Focus Stocks
Oil Gets A Lift As EU Moves To Ban Iranian Imports
Published on Monday, 23 January 2012 18:33 Written by Todd Shriber
New York, January 23rd (TradersHuddle.com) – Oil futures snapped out of their funk as policymakers from the European Union agreed to ban Iranian imports after the OPEC member again threatened to close the Strait of Hormuz. A weaker dollar and meetings in Europe to move toward a solution for the continent’s sovereign debt woes were also constructive to higher crude prices. West Texas Intermediate for February delivery gained $1.25 to close at $99.58 per barrel while Brent March crude gained 72 cents to close at $110.58 a barrel.
Natural gas futures were also in rally mode for the first time in months after Chesapeake (NYSE: CHK), the second-largest U.S. natural gas producer behind Exxon Mobil (NYSE: XOM), said it will cut the number of rigs it has drilling for natural gas prices due to soft prices. Oklahoma-based Chesapeake had 75 gas rigs operating in 2011 and that number has already fallen to 47, but the company is planning to cut that figure in half to 24. Shares of Chesapeake gained 6.3% on volume that was more than twice the daily average.
Speaking of downtrodden energy stocks that were on the move today, American depositary receipts for Petrobras (NYSE: PBR), Brazil’s state-controlled oil company, added 4.3% also on better than twice the average daily turnover after the company said Maria das Gracas Foster will replace Jose Sergio Gabrielli as CEO of the world’s fifth-largest oil company. Petrobras has been one of the worst performing major oil stocks in the world over the past two years, being outperformed by even BP (NYSE: BP).
Shares of ConocoPhillips (NYSE: COP), the third-largest U.S. oil company, closed fractionally lower after the stock was downgraded to "sell" by UBS. The bank opined that Conoco’s plans to spin-off its downstream business could impair the valuation and that the E&P Company may face "low organic free cash flow limiting future buybacks without asset sales & potential risk to dividend/growth in the event of a cyclical oil price pullback."
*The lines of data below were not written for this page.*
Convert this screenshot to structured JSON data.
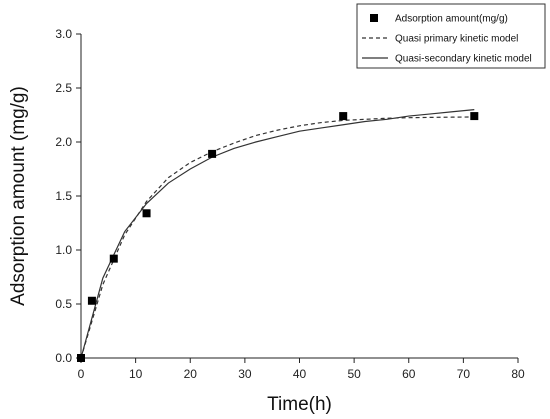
{
  "chart_data": {
    "type": "scatter",
    "title": "",
    "xlabel": "Time(h)",
    "ylabel": "Adsorption amount (mg/g)",
    "xlim": [
      0,
      80
    ],
    "ylim": [
      0,
      3.0
    ],
    "x_ticks": [
      0,
      10,
      20,
      30,
      40,
      50,
      60,
      70,
      80
    ],
    "y_ticks": [
      0.0,
      0.5,
      1.0,
      1.5,
      2.0,
      2.5,
      3.0
    ],
    "y_tick_labels": [
      "0.0",
      "0.5",
      "1.0",
      "1.5",
      "2.0",
      "2.5",
      "3.0"
    ],
    "grid": false,
    "legend_position": "top-right",
    "series": [
      {
        "name": "Adsorption amount(mg/g)",
        "kind": "scatter",
        "marker": "square",
        "color": "#000000",
        "x": [
          0,
          2,
          6,
          12,
          24,
          48,
          72
        ],
        "y": [
          0.0,
          0.53,
          0.92,
          1.34,
          1.89,
          2.24,
          2.24
        ]
      },
      {
        "name": "Quasi primary kinetic model",
        "kind": "line",
        "dash": "dashed",
        "color": "#333333",
        "x": [
          0,
          4,
          8,
          12,
          16,
          20,
          24,
          28,
          32,
          36,
          40,
          44,
          48,
          52,
          56,
          60,
          64,
          68,
          72
        ],
        "y": [
          0.0,
          0.68,
          1.14,
          1.45,
          1.67,
          1.81,
          1.91,
          1.99,
          2.06,
          2.11,
          2.15,
          2.18,
          2.2,
          2.21,
          2.22,
          2.225,
          2.228,
          2.23,
          2.232
        ]
      },
      {
        "name": "Quasi-secondary kinetic model",
        "kind": "line",
        "dash": "solid",
        "color": "#333333",
        "x": [
          0,
          4,
          8,
          12,
          16,
          20,
          24,
          28,
          32,
          36,
          40,
          44,
          48,
          52,
          56,
          60,
          64,
          68,
          72
        ],
        "y": [
          0.0,
          0.74,
          1.17,
          1.43,
          1.62,
          1.75,
          1.86,
          1.94,
          2.0,
          2.05,
          2.1,
          2.13,
          2.16,
          2.19,
          2.21,
          2.24,
          2.26,
          2.28,
          2.3
        ]
      }
    ]
  }
}
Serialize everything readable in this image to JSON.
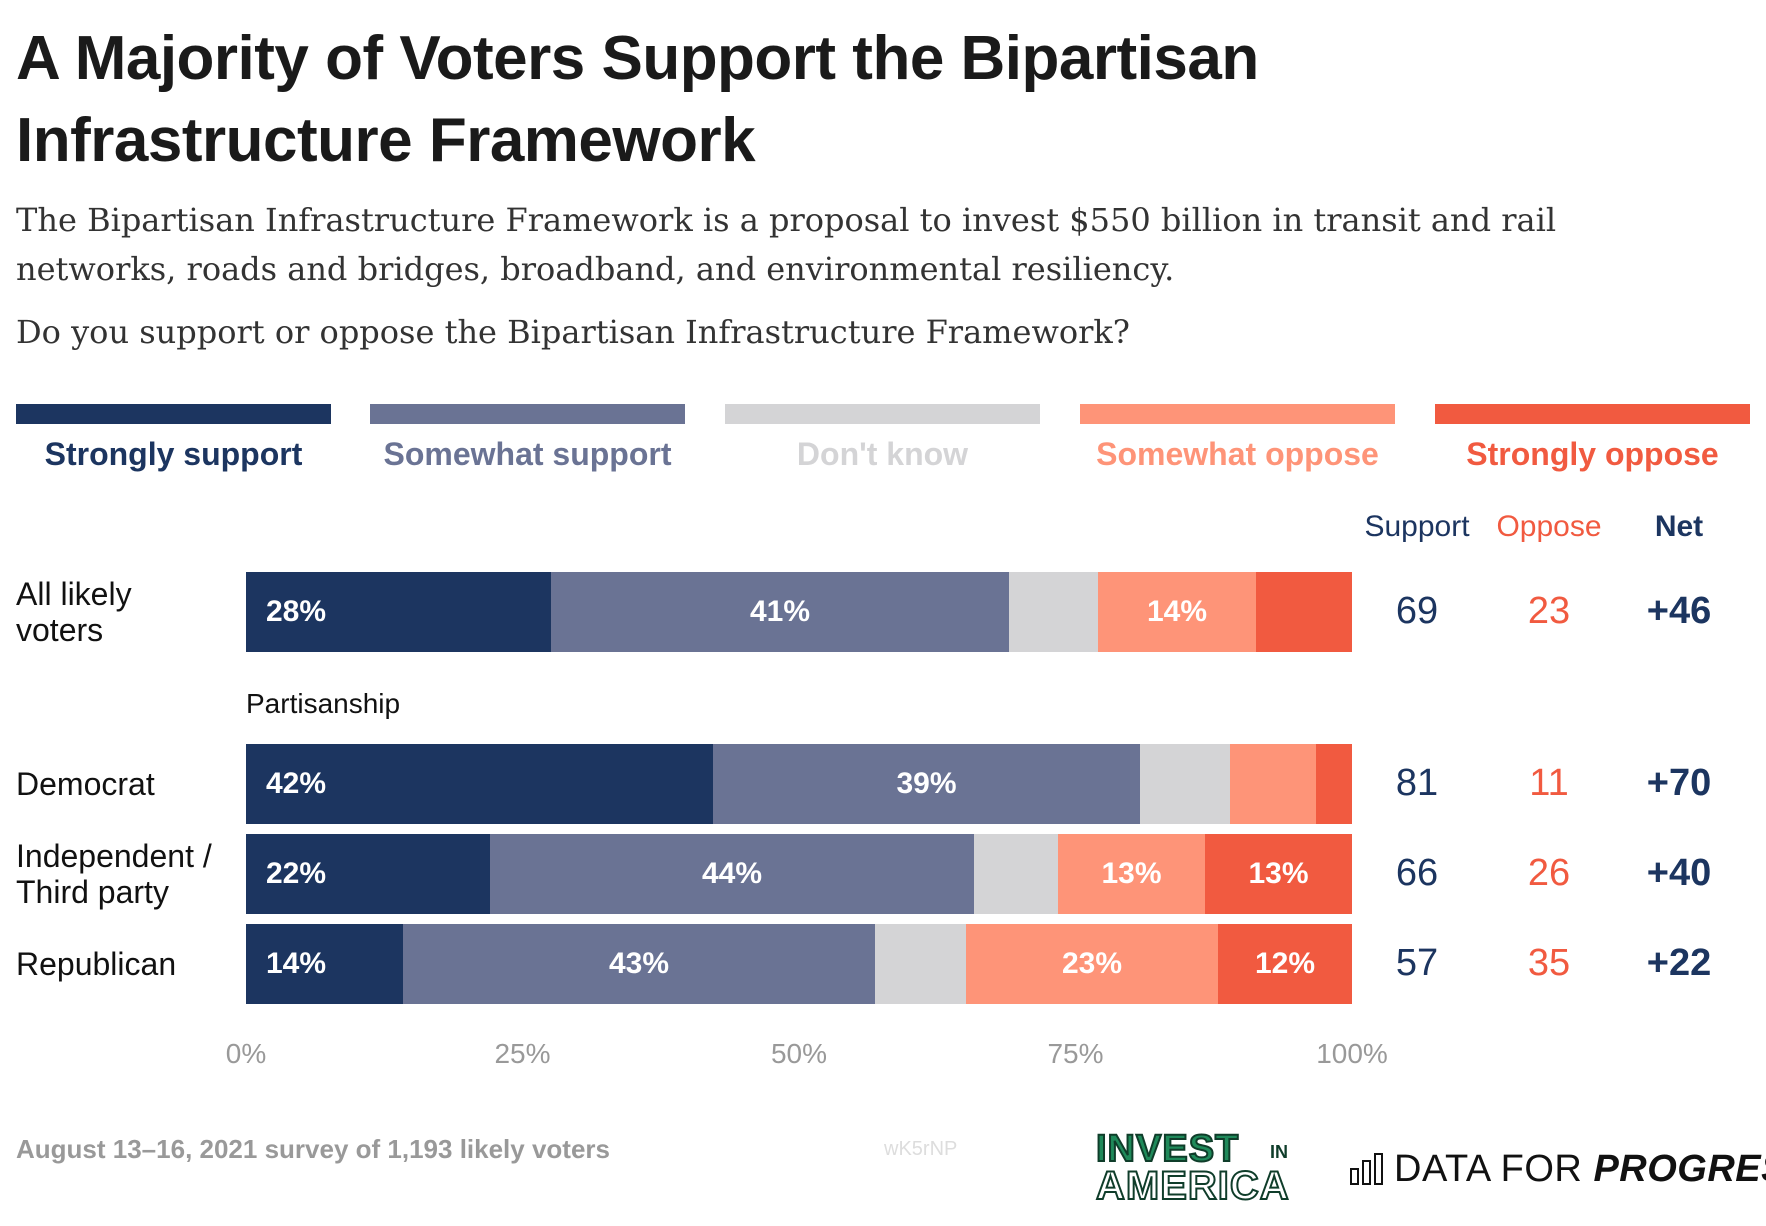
{
  "header": {
    "title": "A Majority of Voters Support the Bipartisan Infrastructure Framework",
    "subtitle": "The Bipartisan Infrastructure Framework is a proposal to invest $550 billion in transit and rail networks, roads and bridges, broadband, and environmental resiliency.",
    "question": "Do you support or oppose the Bipartisan Infrastructure Framework?"
  },
  "legend": [
    {
      "label": "Strongly support",
      "color": "#1c3560",
      "text_color": "#1c3560"
    },
    {
      "label": "Somewhat support",
      "color": "#6a7394",
      "text_color": "#6a7394"
    },
    {
      "label": "Don't know",
      "color": "#d4d4d6",
      "text_color": "#d4d4d6"
    },
    {
      "label": "Somewhat oppose",
      "color": "#fe9478",
      "text_color": "#fe9478"
    },
    {
      "label": "Strongly oppose",
      "color": "#f15a40",
      "text_color": "#f15a40"
    }
  ],
  "columns": {
    "support": "Support",
    "oppose": "Oppose",
    "net": "Net"
  },
  "group_label": "Partisanship",
  "chart_data": {
    "type": "bar",
    "orientation": "horizontal",
    "stacked": true,
    "xlim": [
      0,
      100
    ],
    "x_ticks": [
      "0%",
      "25%",
      "50%",
      "75%",
      "100%"
    ],
    "legend_position": "top",
    "series_names": [
      "Strongly support",
      "Somewhat support",
      "Don't know",
      "Somewhat oppose",
      "Strongly oppose"
    ],
    "rows": [
      {
        "label": "All likely voters",
        "segments": [
          {
            "value": 27.6,
            "label": "28%"
          },
          {
            "value": 41.4,
            "label": "41%"
          },
          {
            "value": 8.0,
            "label": ""
          },
          {
            "value": 14.3,
            "label": "14%"
          },
          {
            "value": 8.7,
            "label": ""
          }
        ],
        "support": "69",
        "oppose": "23",
        "net": "+46"
      },
      {
        "label": "Democrat",
        "segments": [
          {
            "value": 42.2,
            "label": "42%"
          },
          {
            "value": 38.6,
            "label": "39%"
          },
          {
            "value": 8.2,
            "label": ""
          },
          {
            "value": 7.7,
            "label": ""
          },
          {
            "value": 3.3,
            "label": ""
          }
        ],
        "support": "81",
        "oppose": "11",
        "net": "+70"
      },
      {
        "label": "Independent / Third party",
        "segments": [
          {
            "value": 22.1,
            "label": "22%"
          },
          {
            "value": 43.7,
            "label": "44%"
          },
          {
            "value": 7.6,
            "label": ""
          },
          {
            "value": 13.3,
            "label": "13%"
          },
          {
            "value": 13.3,
            "label": "13%"
          }
        ],
        "support": "66",
        "oppose": "26",
        "net": "+40"
      },
      {
        "label": "Republican",
        "segments": [
          {
            "value": 14.2,
            "label": "14%"
          },
          {
            "value": 42.7,
            "label": "43%"
          },
          {
            "value": 8.2,
            "label": ""
          },
          {
            "value": 22.8,
            "label": "23%"
          },
          {
            "value": 12.1,
            "label": "12%"
          }
        ],
        "support": "57",
        "oppose": "35",
        "net": "+22"
      }
    ]
  },
  "footer": {
    "source": "August 13–16, 2021 survey of 1,193 likely voters",
    "watermark": "wK5rNP",
    "logo1_line1": "INVEST",
    "logo1_in": "IN",
    "logo1_line2": "AMERICA",
    "logo2_prefix": "DATA FOR ",
    "logo2_bold": "PROGRESS"
  },
  "colors": {
    "support_text": "#1c3560",
    "oppose_text": "#f15a40",
    "net_text": "#1c3560"
  }
}
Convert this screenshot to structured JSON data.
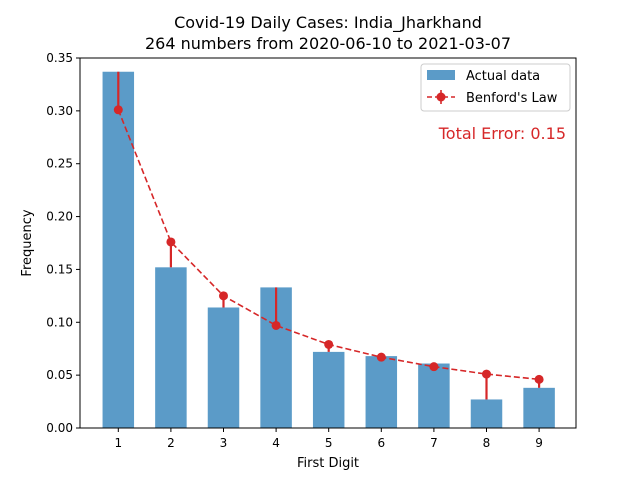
{
  "chart_data": {
    "type": "bar",
    "title_line1": "Covid-19 Daily Cases: India_Jharkhand",
    "title_line2": "264 numbers from 2020-06-10 to 2021-03-07",
    "xlabel": "First Digit",
    "ylabel": "Frequency",
    "categories": [
      "1",
      "2",
      "3",
      "4",
      "5",
      "6",
      "7",
      "8",
      "9"
    ],
    "ylim": [
      0,
      0.35
    ],
    "yticks": [
      "0.00",
      "0.05",
      "0.10",
      "0.15",
      "0.20",
      "0.25",
      "0.30",
      "0.35"
    ],
    "series": [
      {
        "name": "Actual data",
        "kind": "bar",
        "color": "#5b9bc8",
        "values": [
          0.337,
          0.152,
          0.114,
          0.133,
          0.072,
          0.068,
          0.061,
          0.027,
          0.038
        ]
      },
      {
        "name": "Benford's Law",
        "kind": "line",
        "color": "#d62728",
        "values": [
          0.301,
          0.176,
          0.125,
          0.097,
          0.079,
          0.067,
          0.058,
          0.051,
          0.046
        ]
      }
    ],
    "annotation": "Total Error: 0.15",
    "legend_position": "top-right",
    "grid": false
  }
}
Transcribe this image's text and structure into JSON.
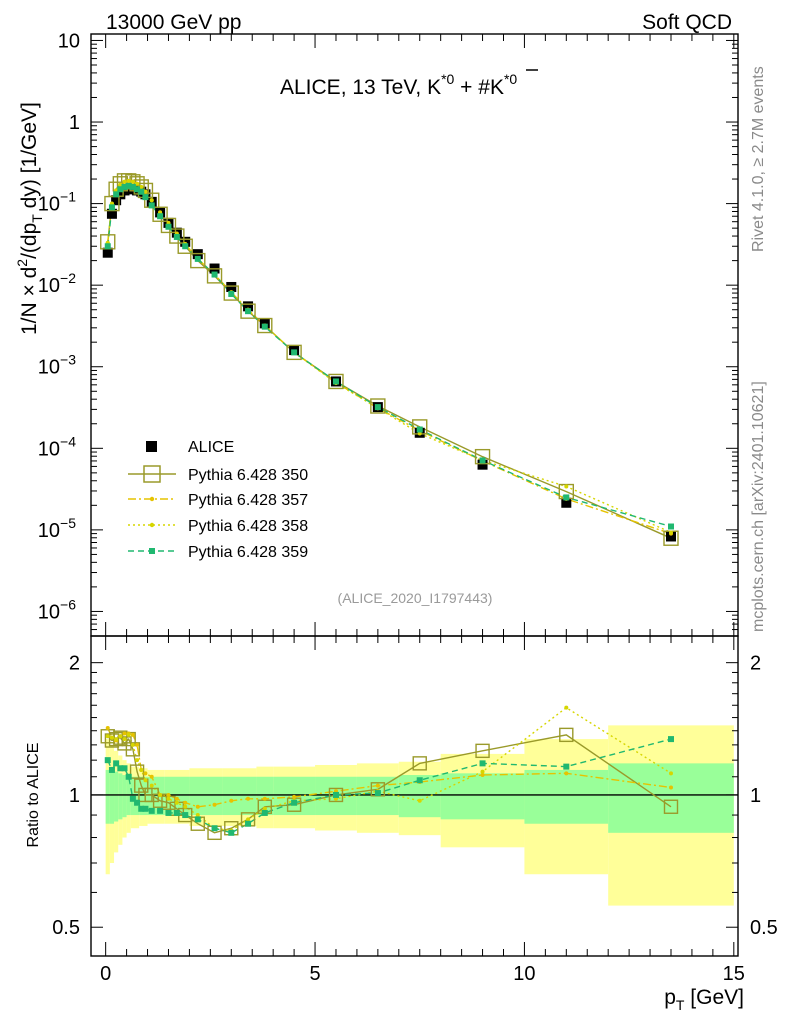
{
  "header": {
    "left": "13000 GeV pp",
    "right": "Soft QCD"
  },
  "side_labels": {
    "rivet": "Rivet 4.1.0, ≥ 2.7M events",
    "mcplots": "mcplots.cern.ch [arXiv:2401.10621]"
  },
  "chart_data": [
    {
      "type": "scatter",
      "panel": "main",
      "title_parts": {
        "main": "ALICE, 13 TeV, K",
        "sup1": "*0",
        "plus": " + #K",
        "sup2": "*0"
      },
      "ylabel_parts": {
        "a": "1/N × d",
        "sup": "2",
        "b": "/(dp",
        "sub": "T",
        "c": " dy) [1/GeV]"
      },
      "yscale": "log",
      "ylim": [
        5e-07,
        12
      ],
      "xlim": [
        -0.35,
        15.1
      ],
      "yticks": [
        {
          "v": 10,
          "base": "10",
          "exp": ""
        },
        {
          "v": 1,
          "base": "1",
          "exp": ""
        },
        {
          "v": 0.1,
          "base": "10",
          "exp": "−1"
        },
        {
          "v": 0.01,
          "base": "10",
          "exp": "−2"
        },
        {
          "v": 0.001,
          "base": "10",
          "exp": "−3"
        },
        {
          "v": 0.0001,
          "base": "10",
          "exp": "−4"
        },
        {
          "v": 1e-05,
          "base": "10",
          "exp": "−5"
        },
        {
          "v": 1e-06,
          "base": "10",
          "exp": "−6"
        }
      ],
      "analysis_id": "(ALICE_2020_I1797443)",
      "x": [
        0.05,
        0.15,
        0.25,
        0.35,
        0.45,
        0.55,
        0.65,
        0.75,
        0.85,
        0.95,
        1.1,
        1.3,
        1.5,
        1.7,
        1.9,
        2.2,
        2.6,
        3.0,
        3.4,
        3.8,
        4.5,
        5.5,
        6.5,
        7.5,
        9.0,
        11.0,
        13.5
      ],
      "series": [
        {
          "name": "ALICE",
          "style": "data",
          "color": "#000000",
          "values": [
            0.025,
            0.075,
            0.11,
            0.13,
            0.145,
            0.15,
            0.15,
            0.145,
            0.14,
            0.13,
            0.105,
            0.078,
            0.058,
            0.044,
            0.034,
            0.024,
            0.016,
            0.0095,
            0.0055,
            0.0034,
            0.0016,
            0.00066,
            0.00032,
            0.000155,
            6.3e-05,
            2.15e-05,
            8.3e-06
          ]
        },
        {
          "name": "Pythia 6.428 350",
          "style": "open-square",
          "color": "#9a9a2a",
          "values": [
            0.034,
            0.1,
            0.15,
            0.175,
            0.19,
            0.19,
            0.185,
            0.175,
            0.16,
            0.145,
            0.11,
            0.074,
            0.054,
            0.04,
            0.03,
            0.02,
            0.013,
            0.008,
            0.0048,
            0.0032,
            0.0015,
            0.00066,
            0.00033,
            0.000183,
            7.9e-05,
            2.95e-05,
            7.9e-06
          ]
        },
        {
          "name": "Pythia 6.428 357",
          "style": "dashdot",
          "color": "#e6c300",
          "values": [
            0.033,
            0.1,
            0.145,
            0.17,
            0.185,
            0.19,
            0.185,
            0.175,
            0.16,
            0.14,
            0.11,
            0.078,
            0.058,
            0.043,
            0.032,
            0.021,
            0.0135,
            0.0082,
            0.005,
            0.0032,
            0.0015,
            0.00064,
            0.00031,
            0.000165,
            7e-05,
            2.4e-05,
            9e-06
          ]
        },
        {
          "name": "Pythia 6.428 358",
          "style": "dotted",
          "color": "#d6d600",
          "values": [
            0.033,
            0.1,
            0.145,
            0.17,
            0.185,
            0.19,
            0.185,
            0.175,
            0.16,
            0.14,
            0.11,
            0.078,
            0.057,
            0.042,
            0.032,
            0.021,
            0.0135,
            0.0082,
            0.005,
            0.0032,
            0.0015,
            0.00063,
            0.00031,
            0.000152,
            7.1e-05,
            3.4e-05,
            9.3e-06
          ]
        },
        {
          "name": "Pythia 6.428 359",
          "style": "dashed",
          "color": "#20b870",
          "values": [
            0.03,
            0.09,
            0.13,
            0.15,
            0.16,
            0.165,
            0.16,
            0.15,
            0.14,
            0.12,
            0.095,
            0.07,
            0.052,
            0.039,
            0.03,
            0.021,
            0.0135,
            0.0078,
            0.0048,
            0.0031,
            0.0015,
            0.00066,
            0.00032,
            0.00017,
            7.1e-05,
            2.5e-05,
            1.1e-05
          ]
        }
      ]
    },
    {
      "type": "line",
      "panel": "ratio",
      "ylabel": "Ratio to ALICE",
      "yscale": "log",
      "ylim": [
        0.43,
        2.3
      ],
      "yticks": [
        2,
        1,
        0.5
      ],
      "ytick_labels": [
        "2",
        "1",
        "0.5"
      ],
      "xlabel_main": "p",
      "xlabel_sub": "T",
      "xlabel_unit": " [GeV]",
      "xticks": [
        0,
        5,
        10,
        15
      ],
      "xtick_labels": [
        "0",
        "5",
        "10",
        "15"
      ],
      "uncertainty_bins": [
        {
          "x0": 0.0,
          "x1": 0.1,
          "inner": 0.14,
          "outer": 0.34
        },
        {
          "x0": 0.1,
          "x1": 0.2,
          "inner": 0.14,
          "outer": 0.3
        },
        {
          "x0": 0.2,
          "x1": 0.3,
          "inner": 0.13,
          "outer": 0.26
        },
        {
          "x0": 0.3,
          "x1": 0.4,
          "inner": 0.12,
          "outer": 0.23
        },
        {
          "x0": 0.4,
          "x1": 0.5,
          "inner": 0.11,
          "outer": 0.2
        },
        {
          "x0": 0.5,
          "x1": 0.6,
          "inner": 0.1,
          "outer": 0.18
        },
        {
          "x0": 0.6,
          "x1": 0.8,
          "inner": 0.1,
          "outer": 0.16
        },
        {
          "x0": 0.8,
          "x1": 1.0,
          "inner": 0.1,
          "outer": 0.15
        },
        {
          "x0": 1.0,
          "x1": 1.4,
          "inner": 0.1,
          "outer": 0.14
        },
        {
          "x0": 1.4,
          "x1": 2.0,
          "inner": 0.1,
          "outer": 0.14
        },
        {
          "x0": 2.0,
          "x1": 2.8,
          "inner": 0.1,
          "outer": 0.15
        },
        {
          "x0": 2.8,
          "x1": 3.6,
          "inner": 0.1,
          "outer": 0.15
        },
        {
          "x0": 3.6,
          "x1": 4.0,
          "inner": 0.1,
          "outer": 0.16
        },
        {
          "x0": 4.0,
          "x1": 5.0,
          "inner": 0.1,
          "outer": 0.16
        },
        {
          "x0": 5.0,
          "x1": 6.0,
          "inner": 0.1,
          "outer": 0.17
        },
        {
          "x0": 6.0,
          "x1": 7.0,
          "inner": 0.1,
          "outer": 0.18
        },
        {
          "x0": 7.0,
          "x1": 8.0,
          "inner": 0.11,
          "outer": 0.19
        },
        {
          "x0": 8.0,
          "x1": 10.0,
          "inner": 0.12,
          "outer": 0.24
        },
        {
          "x0": 10.0,
          "x1": 12.0,
          "inner": 0.14,
          "outer": 0.34
        },
        {
          "x0": 12.0,
          "x1": 15.0,
          "inner": 0.18,
          "outer": 0.44
        }
      ],
      "x": [
        0.05,
        0.15,
        0.25,
        0.35,
        0.45,
        0.55,
        0.65,
        0.75,
        0.85,
        0.95,
        1.1,
        1.3,
        1.5,
        1.7,
        1.9,
        2.2,
        2.6,
        3.0,
        3.4,
        3.8,
        4.5,
        5.5,
        6.5,
        7.5,
        9.0,
        11.0,
        13.5
      ],
      "series": [
        {
          "name": "Pythia 6.428 350",
          "style": "open-square",
          "color": "#9a9a2a",
          "values": [
            1.36,
            1.33,
            1.34,
            1.35,
            1.31,
            1.34,
            1.27,
            1.13,
            1.05,
            1.0,
            1.0,
            0.97,
            0.96,
            0.93,
            0.9,
            0.86,
            0.82,
            0.84,
            0.88,
            0.94,
            0.95,
            1.0,
            1.03,
            1.18,
            1.26,
            1.37,
            0.94
          ]
        },
        {
          "name": "Pythia 6.428 357",
          "style": "dashdot",
          "color": "#e6c300",
          "values": [
            1.42,
            1.35,
            1.33,
            1.36,
            1.38,
            1.38,
            1.37,
            1.3,
            1.14,
            1.12,
            1.1,
            1.0,
            1.0,
            0.98,
            0.96,
            0.94,
            0.95,
            0.97,
            0.98,
            0.98,
            0.99,
            1.02,
            1.05,
            1.07,
            1.11,
            1.12,
            1.04
          ]
        },
        {
          "name": "Pythia 6.428 358",
          "style": "dotted",
          "color": "#d6d600",
          "values": [
            1.36,
            1.35,
            1.34,
            1.36,
            1.34,
            1.37,
            1.3,
            1.2,
            1.14,
            1.08,
            1.05,
            1.0,
            0.98,
            0.96,
            0.94,
            0.9,
            0.84,
            0.83,
            0.88,
            0.93,
            0.97,
            0.98,
            1.02,
            0.97,
            1.13,
            1.58,
            1.12
          ]
        },
        {
          "name": "Pythia 6.428 359",
          "style": "dashed",
          "color": "#20b870",
          "values": [
            1.2,
            1.14,
            1.18,
            1.15,
            1.15,
            1.1,
            0.98,
            0.96,
            0.93,
            0.93,
            0.92,
            0.92,
            0.91,
            0.91,
            0.9,
            0.88,
            0.84,
            0.82,
            0.86,
            0.91,
            0.96,
            1.0,
            1.01,
            1.08,
            1.18,
            1.16,
            1.34
          ]
        }
      ]
    }
  ]
}
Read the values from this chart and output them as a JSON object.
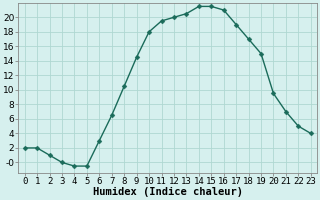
{
  "x": [
    0,
    1,
    2,
    3,
    4,
    5,
    6,
    7,
    8,
    9,
    10,
    11,
    12,
    13,
    14,
    15,
    16,
    17,
    18,
    19,
    20,
    21,
    22,
    23
  ],
  "y": [
    2,
    2,
    1,
    0,
    -0.5,
    -0.5,
    3,
    6.5,
    10.5,
    14.5,
    18,
    19.5,
    20,
    20.5,
    21.5,
    21.5,
    21,
    19,
    17,
    15,
    9.5,
    7,
    5,
    4
  ],
  "line_color": "#1a6b5a",
  "marker_color": "#1a6b5a",
  "bg_color": "#d6f0ee",
  "grid_color": "#afd8d2",
  "xlabel": "Humidex (Indice chaleur)",
  "xlim": [
    -0.5,
    23.5
  ],
  "ylim": [
    -1.5,
    22
  ],
  "yticks": [
    0,
    2,
    4,
    6,
    8,
    10,
    12,
    14,
    16,
    18,
    20
  ],
  "ytick_labels": [
    "-0",
    "2",
    "4",
    "6",
    "8",
    "10",
    "12",
    "14",
    "16",
    "18",
    "20"
  ],
  "xticks": [
    0,
    1,
    2,
    3,
    4,
    5,
    6,
    7,
    8,
    9,
    10,
    11,
    12,
    13,
    14,
    15,
    16,
    17,
    18,
    19,
    20,
    21,
    22,
    23
  ],
  "marker_size": 2.5,
  "line_width": 1.0,
  "font_size": 6.5,
  "xlabel_fontsize": 7.5
}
Apache (NYSE: APA) gained over 1.6% after the independent oil and gas producer said it will acquire Cordillera Energy Partners III for $2.85 billion in cash and stock to bolster its reserves in the Anadarko Basin in Oklahoma and Texas. The deal, which will add to Apaches earnings this year, will give Apache access to 14,000 new potential drilling locations in the Anadarko Basin along with proved reserves of 71.5 million barrels of oil equivalent and current production of 18,000 barrels per day, according to a statement.
BP (NYSE: BP) and Anadarko Petroleum (NYSE: APC) were both mentioned in M&A news as well. Over the weekend, the Sunday Times of London reported BP may be a suitor for Cove Energy. Cove has been on the market since making a major natural gas find off the coast of Mozambique.
The Houston Business Journal reported Anadarko has agreed to make a $1.6 billion provisional investment in Rockhopper, a U.K.-based explorer that has found as much as 700 million barrels of oil off the coast of the Falklan Islands.
Halliburton (NYSE: HAL) was one of the standouts on the downside. The world’s second-largest provider of oilfield services slid 2% despite a 50% jump in fourth-quarter profits, as investors remain concerned about the company’s natural gas exposure.